The College of Nursing’s collaborative structure encourages a community of scholars and clinicians interested in related topics. This benefits the college by providing a framework for research studies and partnerships. Ultimately, this strong research foundation benefits patients through evidence-based clinical care — another way Dr. Burns’ leadership has profoundly influenced healthcare in the Tampa Bay community.

Continued community support and individual contributions are vital to the future of the College of Nursing. As dean, Dr. Burns fostered a large increase in financial donations to the College; endowments have grown by more than $5 million during her 12-year tenure.

Building National Prominence
The College has received national support and accolades as well. The USF Master’s Program in Nursing was recently ranked 72 by U.S News and World Report — a large jump from 115 scored when the program was last ranked in 2003. The USF profile included in the 2009 Princeton Review “Best 368 Colleges” praises the College of Nursing. Among the candid comments of USF students surveyed for the book: “There’s a great nursing program.”

USF’s nursing programs have steadily flourished to accommodate a growing student population.
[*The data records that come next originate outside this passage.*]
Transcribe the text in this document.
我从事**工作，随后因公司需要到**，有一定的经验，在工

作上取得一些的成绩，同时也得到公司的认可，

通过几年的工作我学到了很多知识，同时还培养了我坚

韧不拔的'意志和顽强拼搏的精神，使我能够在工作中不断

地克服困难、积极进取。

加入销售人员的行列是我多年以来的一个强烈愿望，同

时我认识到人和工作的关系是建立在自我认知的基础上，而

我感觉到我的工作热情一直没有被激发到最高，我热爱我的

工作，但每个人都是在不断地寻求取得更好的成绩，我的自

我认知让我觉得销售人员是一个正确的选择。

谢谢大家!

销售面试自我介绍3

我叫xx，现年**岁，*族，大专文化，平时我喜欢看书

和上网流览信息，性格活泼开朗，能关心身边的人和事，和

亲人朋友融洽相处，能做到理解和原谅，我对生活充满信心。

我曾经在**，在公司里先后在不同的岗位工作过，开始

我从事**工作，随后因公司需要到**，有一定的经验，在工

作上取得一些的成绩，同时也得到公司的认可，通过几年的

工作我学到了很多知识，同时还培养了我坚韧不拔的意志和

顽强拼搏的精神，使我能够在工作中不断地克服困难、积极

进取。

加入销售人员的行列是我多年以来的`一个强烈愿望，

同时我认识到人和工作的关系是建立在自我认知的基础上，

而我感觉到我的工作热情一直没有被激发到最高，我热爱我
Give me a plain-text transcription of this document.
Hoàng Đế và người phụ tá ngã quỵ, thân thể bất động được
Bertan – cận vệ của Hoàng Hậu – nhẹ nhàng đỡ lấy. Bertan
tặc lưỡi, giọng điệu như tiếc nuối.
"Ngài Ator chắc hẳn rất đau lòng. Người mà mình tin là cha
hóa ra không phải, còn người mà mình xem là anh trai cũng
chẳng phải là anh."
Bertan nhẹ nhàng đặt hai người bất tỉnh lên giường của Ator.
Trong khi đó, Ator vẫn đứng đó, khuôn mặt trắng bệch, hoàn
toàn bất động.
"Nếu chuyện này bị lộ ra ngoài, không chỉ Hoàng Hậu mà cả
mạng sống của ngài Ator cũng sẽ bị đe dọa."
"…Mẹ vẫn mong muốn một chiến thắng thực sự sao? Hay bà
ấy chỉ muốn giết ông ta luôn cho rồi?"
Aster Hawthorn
As of Fall 2008 the College of Nursing had 1,888 students enrolled across its baccalaureate, masters, doctoral and continuing education programs – up from 628 students in Fall 1999. Dr. Burns oversaw the College of Nursing facility’s much needed physical expansion. Members of the College, University and community gathered to dedicate the new building in May 2005 and celebrated renovations that tripled the size of the College of Nursing facility, from 25,000 to 75,000 square feet.

In 2007, Dr. Burns launched the College on an exciting and momentous endeavor – a comprehensive five-year strategic planning process. Carefully constructed through student, faculty, staff, alumni and community involvement, the strategic plan has set the mission, vision, goals and values to help guide the College of Nursing to future success and prominence regionally, nationally and internationally.

As her lasting legacy Dean Patricia Burns leaves a successful, nationally-recognized College of Nursing built upon innovative education models, collaborative clinical partnerships, advanced practice graduate degree programs and a facilitative multi-disciplinary scientific research infrastructure.